Les internautes attendent trois principes d’une application d’informations disponible sur tablette: 1. de la «curation», pour voir quels contenus les éditeurs ont sélectionnés pour eux 2. les dernières nouvelles disponibles, «breaking news» compris, et 3. des contenus issus du journal/magazine/programme de télé ou émission de radio si l’application est celle d’un média déjà installé dans le paysage. Conséquence: «vous pouvez mettre le PDF de votre journal, mais à condition que votre PDF soit mis à jour dans la journée», dit encore Mario Garcia, qui prévoit, dans les mois à venir, de plus en plus de «multi-editionning», comme le fait le New York Times, avec une édition du journal le matin, une édition le midi, et une édition le soir.
L’institut Poynter a testé les réactions des lecteurs sur trois applications différentes sur tablette. La première application s’inspire de l’interface de la BBC, à savoir une mosaïque d’images qui, lorsqu’on clique dessus, renvoient vers des contenus. La deuxième application, traditionnelle, ressemble à l’interface proposée le plus souvent par les journaux, avec une place majeure laissée au texte et aux titres, des rubriques en nombre, et une séparation par colonnes, qui donne une idée claire de la hiérarchie journalistique proposée par l’éditeur. La troisième et dernière interface ressemble à l’interface de Flipboard. Résultat du test: les utilisateurs interrogés par Poynter préfèrent à 50% la version numéro 1, qui leur donne l’impression d’avoir un buffet devant eux, à 35% le modèle hiérarchisé et à 15% l’équivalent de Flipboard.

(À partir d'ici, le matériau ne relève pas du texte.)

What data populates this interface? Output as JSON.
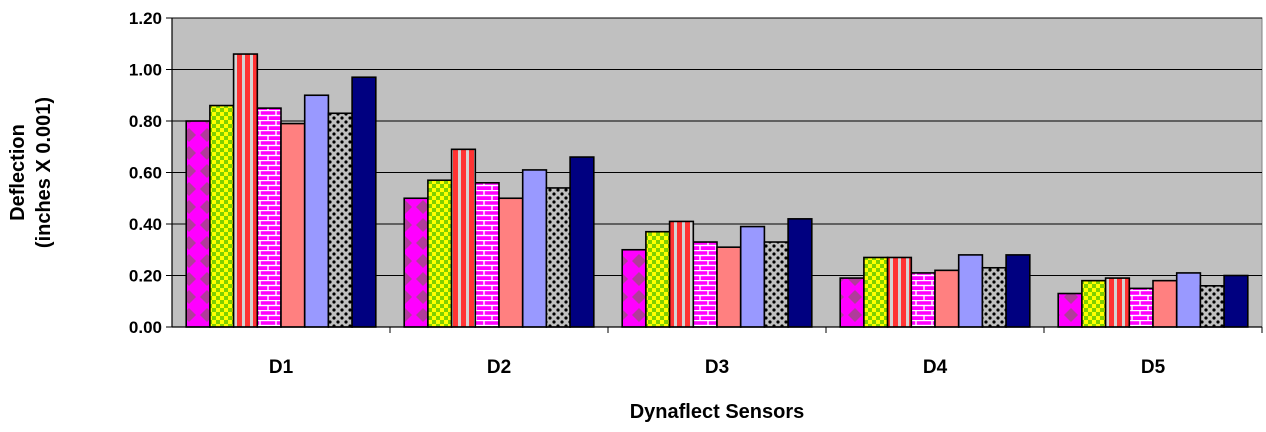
{
  "chart_data": {
    "type": "bar",
    "title": "",
    "xlabel": "Dynaflect Sensors",
    "ylabel_lines": [
      "Deflection",
      "(inches X 0.001)"
    ],
    "ylim": [
      0,
      1.2
    ],
    "yticks": [
      "0.00",
      "0.20",
      "0.40",
      "0.60",
      "0.80",
      "1.00",
      "1.20"
    ],
    "grid": true,
    "legend": "none",
    "categories": [
      "D1",
      "D2",
      "D3",
      "D4",
      "D5"
    ],
    "series": [
      {
        "values": [
          0.8,
          0.5,
          0.3,
          0.19,
          0.13
        ],
        "color": "#ff00ff",
        "pattern": "diamonds"
      },
      {
        "values": [
          0.86,
          0.57,
          0.37,
          0.27,
          0.18
        ],
        "color": "#ffff00",
        "pattern": "checker"
      },
      {
        "values": [
          1.06,
          0.69,
          0.41,
          0.27,
          0.19
        ],
        "color": "#ff3333",
        "pattern": "vstripes"
      },
      {
        "values": [
          0.85,
          0.56,
          0.33,
          0.21,
          0.15
        ],
        "color": "#ff00ff",
        "pattern": "bricks"
      },
      {
        "values": [
          0.79,
          0.5,
          0.31,
          0.22,
          0.18
        ],
        "color": "#ff8080",
        "pattern": "solid"
      },
      {
        "values": [
          0.9,
          0.61,
          0.39,
          0.28,
          0.21
        ],
        "color": "#9999ff",
        "pattern": "solid"
      },
      {
        "values": [
          0.83,
          0.54,
          0.33,
          0.23,
          0.16
        ],
        "color": "#c0c0c0",
        "pattern": "dots"
      },
      {
        "values": [
          0.97,
          0.66,
          0.42,
          0.28,
          0.2
        ],
        "color": "#000080",
        "pattern": "solid"
      }
    ],
    "plot_background": "#c0c0c0"
  }
}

Sur tablette, une application d’informations a un seul impératif: parler à plusieurs sens. Elle doit s’adresser «à la fois aux yeux, au cerveau et aux doigts», avertit Mario Garcia. «Ne frustrez jamais les doigts de vos lecteurs! Il faut rendre les doigts heureux, leur proposer des points sur lesquels interagir de façon tactile».
Les images sont devenues des principes de navigation au détriment des titres d’articles. C’est dur à encaisser pour les éditeurs, mais le titre d’un éditorial ne peut guère servir d’appel au clic. Sur tablette, l’application The Times of London a pris le parti de consacrer toute la surface de son application à une seule histoire qui est souvent une vidéo, et celle du Huffington Post propose une interface uniquement basée sur les images.
67% des sondés de l’étude Poynter utilisent les boutons de contrôle installés dans leur navigateur – comme les flèches pour revenir sur la page précédente – pour passer d’un contenu à l’autre, plutôt que des boutons créés par les développeurs dans une application. «Ils utilisent ce qu’ils connaissent», résume Sarah Quinn. Pas la peine, donc, pour les éditeurs de consacrer un temps déraisonnable à la création de telles fonctionnalités quand elles existent déjà par défaut sur le support.